王秋艷
(南通市腫瘤醫(yī)院胸外科二十九病區(qū),江蘇 南通 226000)
肺癌是一種常見的呼吸系統(tǒng)惡性腫瘤。該病的發(fā)病率和致死率均較高。全肺切除術(shù)是臨床上治療肺癌的常用術(shù)式之一。對(duì)肺癌患者進(jìn)行全肺切除術(shù),通過(guò)將其一側(cè)患病的肺部完全切除,可延長(zhǎng)其生存期。臨床研究表明,肺癌患者在接受全肺切除術(shù)后易出現(xiàn)較多的并發(fā)癥,從而可嚴(yán)重影響其生存質(zhì)量。李慶琳等[1]研究指出,對(duì)接受全肺切除術(shù)后的肺癌患者實(shí)施有效的護(hù)理干預(yù),可降低其術(shù)后并發(fā)癥的發(fā)生率。為了探討對(duì)進(jìn)行全肺切除術(shù)后的肺癌患者實(shí)施整體護(hù)理對(duì)其術(shù)后并發(fā)癥的影響,筆者對(duì)60例此類者進(jìn)行了平行對(duì)照試驗(yàn)。
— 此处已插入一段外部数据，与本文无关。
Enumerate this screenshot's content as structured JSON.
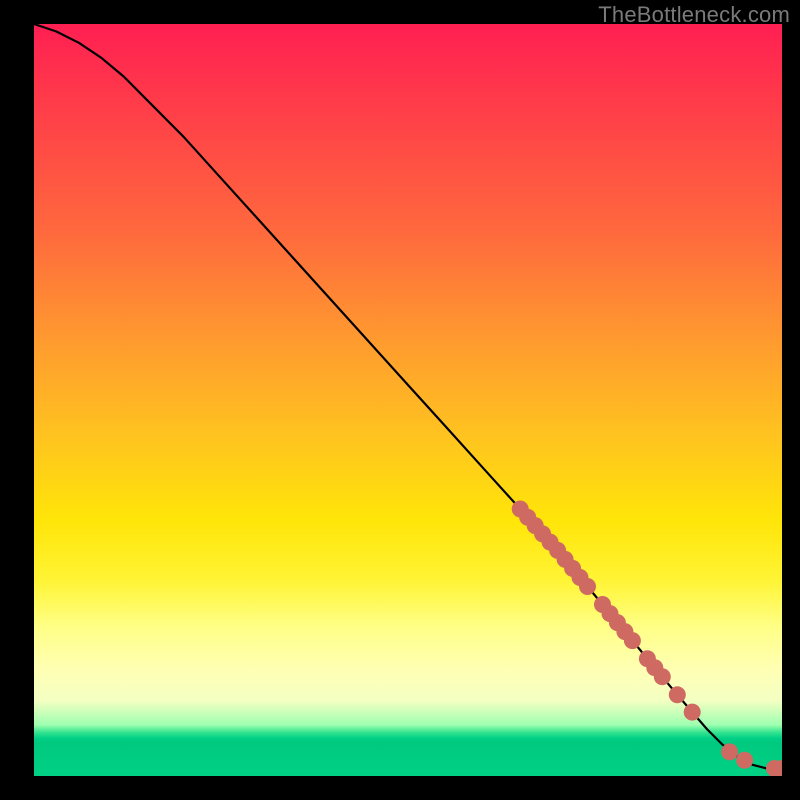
{
  "watermark": "TheBottleneck.com",
  "chart_data": {
    "type": "line",
    "title": "",
    "xlabel": "",
    "ylabel": "",
    "xlim": [
      0,
      100
    ],
    "ylim": [
      0,
      100
    ],
    "grid": false,
    "series": [
      {
        "name": "bottleneck-curve",
        "x": [
          0,
          3,
          6,
          9,
          12,
          15,
          20,
          25,
          30,
          35,
          40,
          45,
          50,
          55,
          60,
          65,
          70,
          75,
          80,
          85,
          88,
          90,
          92,
          94,
          96,
          98,
          100
        ],
        "y": [
          100,
          99,
          97.5,
          95.5,
          93,
          90,
          85,
          79.5,
          74,
          68.5,
          63,
          57.5,
          52,
          46.5,
          41,
          35.5,
          30,
          24,
          18,
          12,
          8.5,
          6.2,
          4.2,
          2.6,
          1.5,
          1.0,
          1.0
        ]
      }
    ],
    "marker_points": {
      "name": "highlighted-range",
      "color": "#cf6a62",
      "x": [
        65,
        66,
        67,
        68,
        69,
        70,
        71,
        72,
        73,
        74,
        76,
        77,
        78,
        79,
        80,
        82,
        83,
        84,
        86,
        88,
        93,
        95,
        99,
        100
      ],
      "y": [
        35.5,
        34.4,
        33.3,
        32.2,
        31.1,
        30,
        28.8,
        27.6,
        26.4,
        25.2,
        22.8,
        21.6,
        20.4,
        19.2,
        18,
        15.6,
        14.4,
        13.2,
        10.8,
        8.5,
        3.2,
        2.1,
        1.0,
        1.0
      ]
    },
    "legend": false
  }
}
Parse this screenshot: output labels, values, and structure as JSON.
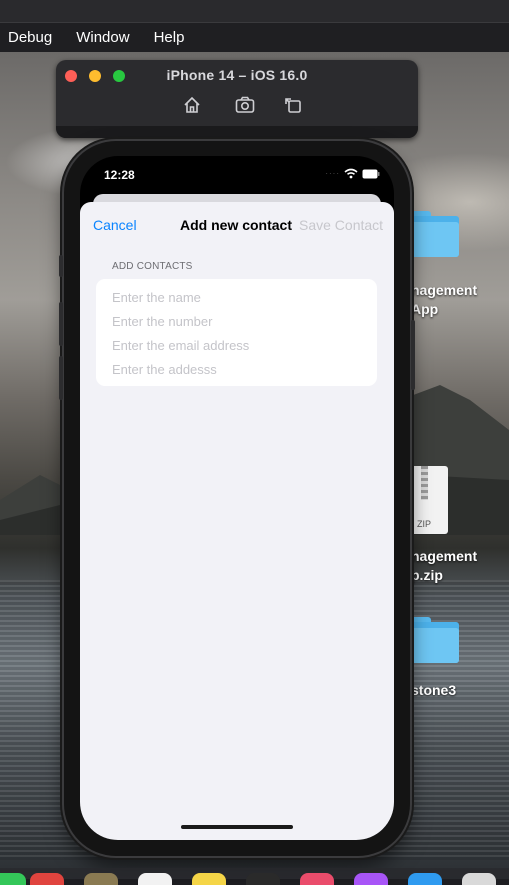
{
  "menubar": {
    "items": [
      "Debug",
      "Window",
      "Help"
    ]
  },
  "simulator": {
    "title": "iPhone 14 – iOS 16.0",
    "icons": [
      "home-icon",
      "screenshot-icon",
      "rotate-icon"
    ]
  },
  "desktop": {
    "items": [
      {
        "label_line1": "nagement",
        "label_line2": "App",
        "icon": "folder-icon"
      },
      {
        "label_line1": "nagement",
        "label_line2": "p.zip",
        "icon": "zip-icon",
        "badge": "ZIP"
      },
      {
        "label_line1": "stone3",
        "icon": "folder-icon"
      }
    ]
  },
  "phone": {
    "status": {
      "time": "12:28"
    },
    "nav": {
      "cancel": "Cancel",
      "title": "Add new contact",
      "save": "Save Contact"
    },
    "section_header": "ADD CONTACTS",
    "fields": [
      {
        "placeholder": "Enter the name",
        "value": ""
      },
      {
        "placeholder": "Enter the number",
        "value": ""
      },
      {
        "placeholder": "Enter the email address",
        "value": ""
      },
      {
        "placeholder": "Enter the addesss",
        "value": ""
      }
    ]
  },
  "colors": {
    "ios_blue": "#0a84ff",
    "disabled_gray": "#c7c7cc",
    "grouped_background": "#f2f2f7"
  }
}
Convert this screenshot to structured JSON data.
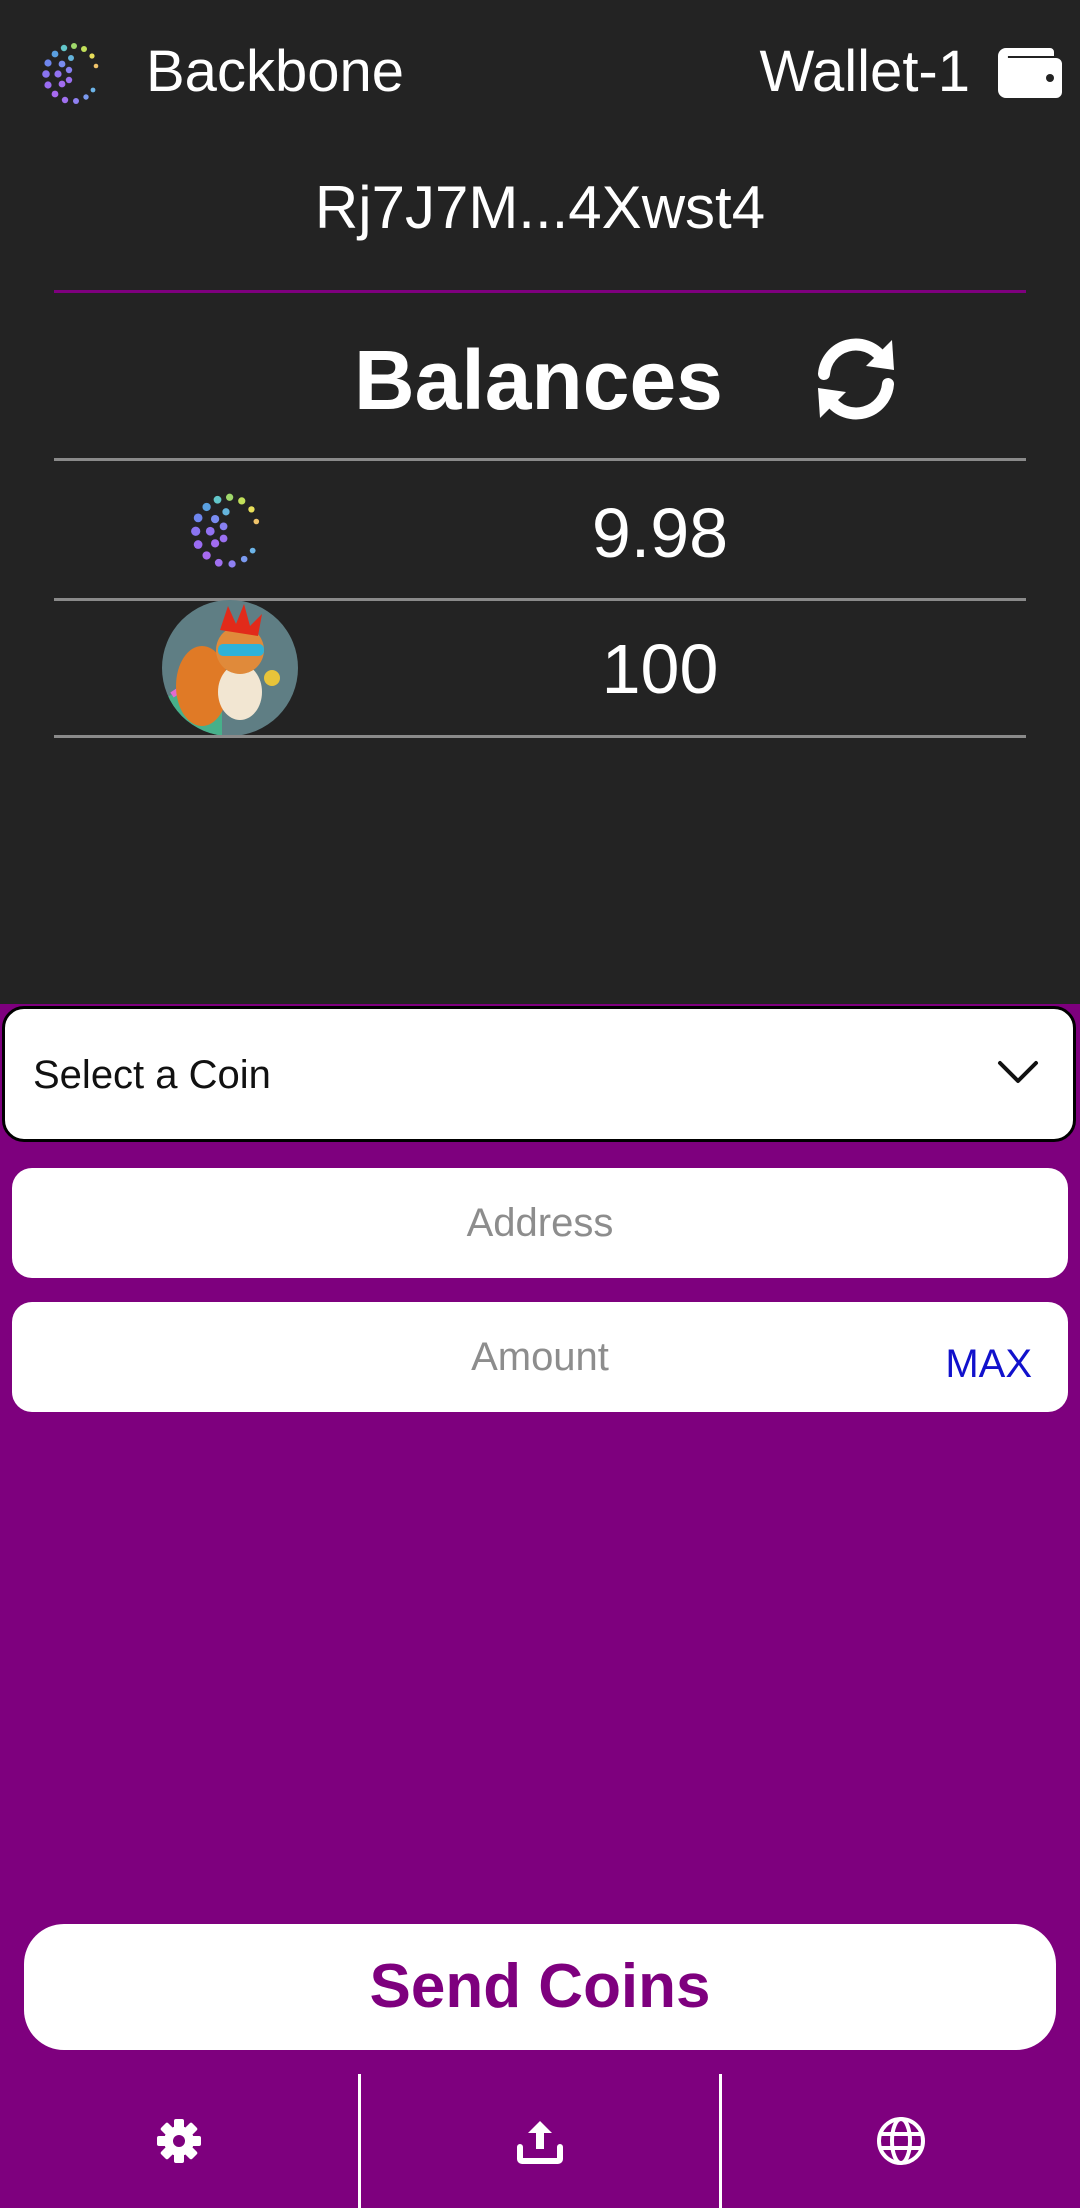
{
  "header": {
    "app_name": "Backbone",
    "wallet_name": "Wallet-1",
    "app_logo_icon": "dotted-spiral-logo-icon",
    "wallet_icon": "wallet-icon"
  },
  "account": {
    "address": "Rj7J7M...4Xwst4"
  },
  "balances": {
    "title": "Balances",
    "refresh_icon": "refresh-icon",
    "rows": [
      {
        "icon": "dotted-spiral-coin-icon",
        "value": "9.98"
      },
      {
        "icon": "squirrel-token-avatar",
        "value": "100"
      }
    ]
  },
  "send_form": {
    "coin_select_label": "Select a Coin",
    "address_placeholder": "Address",
    "amount_placeholder": "Amount",
    "max_label": "MAX",
    "send_label": "Send Coins"
  },
  "bottom_nav": {
    "items": [
      {
        "icon": "gear-icon"
      },
      {
        "icon": "upload-icon"
      },
      {
        "icon": "globe-icon"
      }
    ]
  },
  "colors": {
    "top_background": "#232323",
    "accent_purple": "#7e007e",
    "max_link": "#1111cc"
  }
}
將2016年1月至2016年12月在南通市腫瘤醫(yī)院胸外科進(jìn)行全肺切除術(shù)的60例肺癌患者納入本研究。這些患者均具有進(jìn)行全肺切除術(shù)的指征,且其術(shù)后預(yù)計(jì)的生存期均≥3個(gè)月。其中,排除合并有精神疾病、存在意識(shí)障礙、癌細(xì)胞發(fā)生遠(yuǎn)處轉(zhuǎn)移及病歷資料缺失的患者,排除合并有肺結(jié)核及心肺代償能力差的患者。按照擲硬幣法將這些患者分為比較組和試驗(yàn)組。在比較組患者中,有男19例(占63.33%),女11例(占36.67%);其年齡為47~74歲,平均年齡為(56.44±6.32)歲;其中,有肺腺癌患者15例(占50.00%),有肺鱗癌患者15例(占50.00%);有腫瘤病理分期為ⅢA期的患者11例(占36.67%),為ⅢB期的患者15例(占50.00%),為Ⅳ期的患者4例(占13.33%)。在試驗(yàn)組患者中,有男18例(占60.00%),女12例(占40.00%);其年齡為48~75歲,平均年齡為(56.38±6.25)歲;其中,有肺腺癌患者16例(占53.33%),有肺鱗癌患者14例(占46.67%);有腫瘤病理分期為ⅢA期的患者10例(占33.33%),為ⅢB期的患者16例(占53.33%),為Ⅳ期的患者4例(占13.33%)。兩組患者的一般資料相比,P>0.05。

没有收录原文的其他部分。